There are counterarguments, of course. In the United States, it’s fine to pitch the merits of regional infrastructure planning, but tough to get past lawmakers’ focus on earmarking. (Things can be even worse at the state level, as I learned covering the Hudson Valley for The Times in the 1990s and seeing parochial competition among neighbouring counties persistently trumping arguments for economic strategies benefitting the region.)

At the global level, the general notion that connectedness is spreading progress runs up against troubling patterns in the planet’s poorest, or most poorly governed, places.

 A  comparison and projection  of the population in developed countries (blue) and the world’s top 25 “fragile” states (“F25”), as defined in the annual  Fragile States Index  of the Fund For Peace.Credit Joe Chamie and Barry Mirkin A comparison and projection of the population in developed countries (blue) and the world’s top 25 “fragile” states (“F25”), as defined in the annual Fragile States Index of the Fund For Peace. Credit Joe Chamie and Barry Mirkin

To get the idea, read a sobering commentary on the growing population in countries deemed “fragile states” by Barry Mirkin and Joseph Chamie — the latter a demographer whose ideas have been featured here in the past (see “The Population Cluster Bomb?” and“What’s the Right Number of Americans?”).

I reached out to Matt Ridley about the fragile-states trend. His excitement about trade and connections as the root of progress underpinned his argument in “The Rational Optimist” and, more recently, “The Evolution of Everything.” He, like me, sees plenty of reasons to think the future is bright, but also the persistent possibility that human affairs could still go off the rails:

Yes, there are a lot of failing states. Government failure is the biggest and most harmful form of failure as it always has been — not commercial failure. Yet I still meet people who think commerce is the source of greater evil than government.

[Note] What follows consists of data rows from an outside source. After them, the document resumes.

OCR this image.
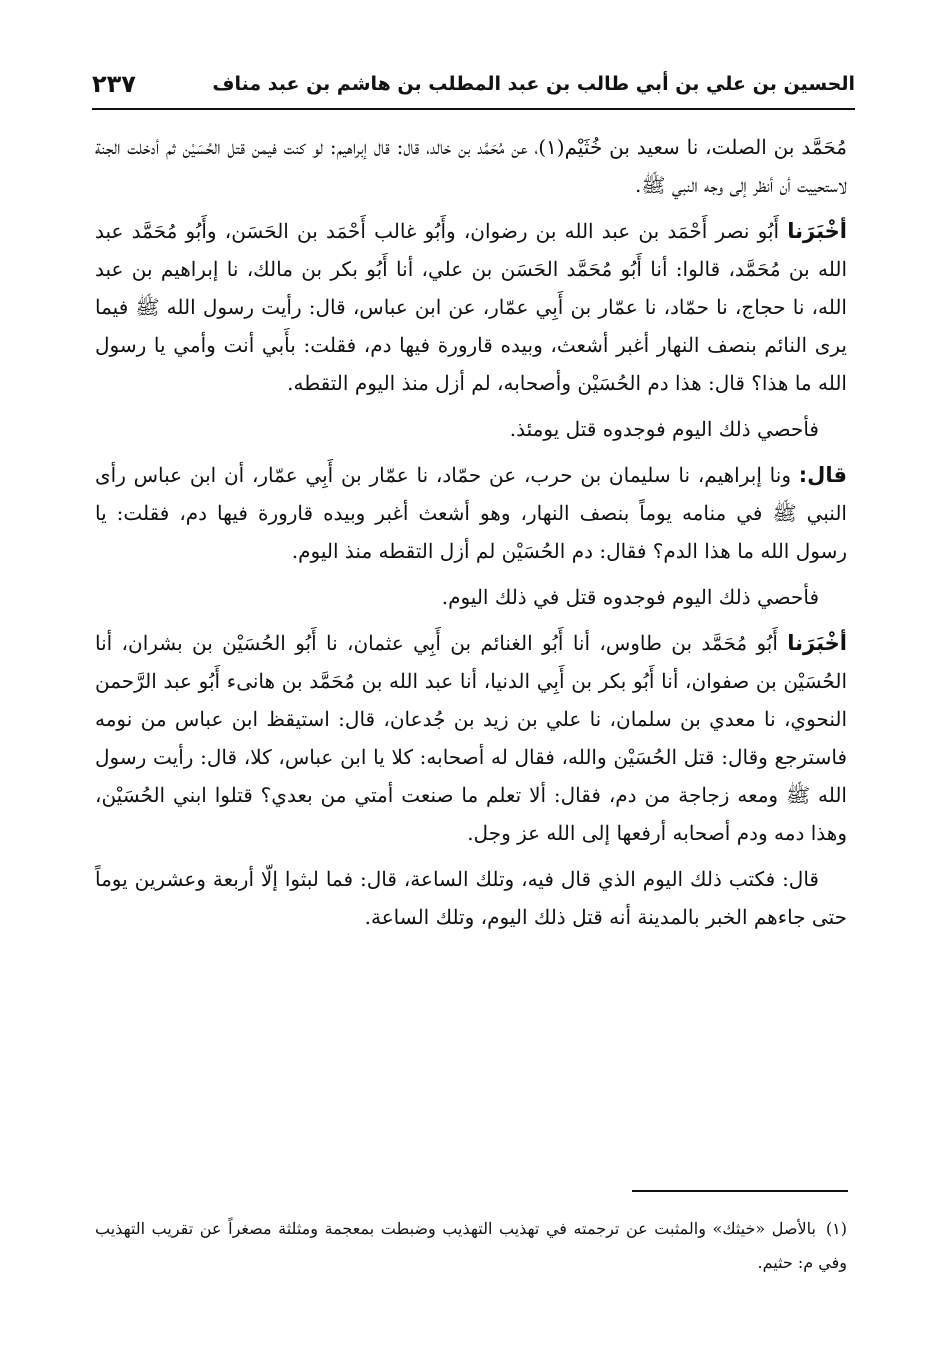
الحسين بن علي بن أبي طالب بن عبد المطلب بن هاشم بن عبد مناف
٢٣٧

مُحَمَّد بن الصلت، نا سعيد بن خُثَيْم(١)، عن مُحَمَّد بن خالد، قال: قال إبراهيم: لو كنت فيمن قتل الحُسَيْن ثم أدخلت الجنة لاستحييت أن أنظر إلى وجه النبي ﷺ.

أخْبَرَنا أَبُو نصر أَحْمَد بن عبد الله بن رضوان، وأَبُو غالب أَحْمَد بن الحَسَن، وأَبُو مُحَمَّد عبد الله بن مُحَمَّد، قالوا: أنا أَبُو مُحَمَّد الحَسَن بن علي، أنا أَبُو بكر بن مالك، نا إبراهيم بن عبد الله، نا حجاج، نا حمّاد، نا عمّار بن أَبِي عمّار، عن ابن عباس، قال: رأيت رسول الله ﷺ فيما يرى النائم بنصف النهار أغبر أشعث، وبيده قارورة فيها دم، فقلت: بأَبي أنت وأمي يا رسول الله ما هذا؟ قال: هذا دم الحُسَيْن وأصحابه، لم أزل منذ اليوم التقطه.

فأحصي ذلك اليوم فوجدوه قتل يومئذ.

قال: ونا إبراهيم، نا سليمان بن حرب، عن حمّاد، نا عمّار بن أَبِي عمّار، أن ابن عباس رأى النبي ﷺ في منامه يوماً بنصف النهار، وهو أشعث أغبر وبيده قارورة فيها دم، فقلت: يا رسول الله ما هذا الدم؟ فقال: دم الحُسَيْن لم أزل التقطه منذ اليوم.

فأحصي ذلك اليوم فوجدوه قتل في ذلك اليوم.

أخْبَرَنا أَبُو مُحَمَّد بن طاوس، أنا أَبُو الغنائم بن أَبِي عثمان، نا أَبُو الحُسَيْن بن بشران، أنا الحُسَيْن بن صفوان، أنا أَبُو بكر بن أَبِي الدنيا، أنا عبد الله بن مُحَمَّد بن هانىء أَبُو عبد الرَّحمن النحوي، نا معدي بن سلمان، نا علي بن زيد بن جُدعان، قال: استيقظ ابن عباس من نومه فاسترجع وقال: قتل الحُسَيْن والله، فقال له أصحابه: كلا يا ابن عباس، كلا، قال: رأيت رسول الله ﷺ ومعه زجاجة من دم، فقال: ألا تعلم ما صنعت أمتي من بعدي؟ قتلوا ابني الحُسَيْن، وهذا دمه ودم أصحابه أرفعها إلى الله عز وجل.

قال: فكتب ذلك اليوم الذي قال فيه، وتلك الساعة، قال: فما لبثوا إلّا أربعة وعشرين يوماً حتى جاءهم الخبر بالمدينة أنه قتل ذلك اليوم، وتلك الساعة.

(١)بالأصل «خيثك» والمثبت عن ترجمته في تهذيب التهذيب وضبطت بمعجمة ومثلثة مصغراً عن تقريب التهذيب وفي م: حثيم.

I am not convinced that the number of failing states is growing. Steve Pinker says the number of wars going on has halved in this century and you know his documentation of the falling war death rate. I often remind myself of the list of countries that were chaotic and violent in the news when I was young and are not now: Angola, Ireland, Vietnam, Cambodia, Mozambique, South Africa, Timor, Bangladesh…

All that said, I have never said a descent into global chaos is impossible and — as you say — I always said that things will get better only so long as they are allowed to. We can achieve a decline and fall of the world, as of Rome, if we want to. And yes, like many people I find today’s rampant extremism, especially Islamist extremism, pretty worrying. But I also think it’s possible that peace and prosperity may prevail for most people.

The problem — as ever — is chiefs, priests and thieves.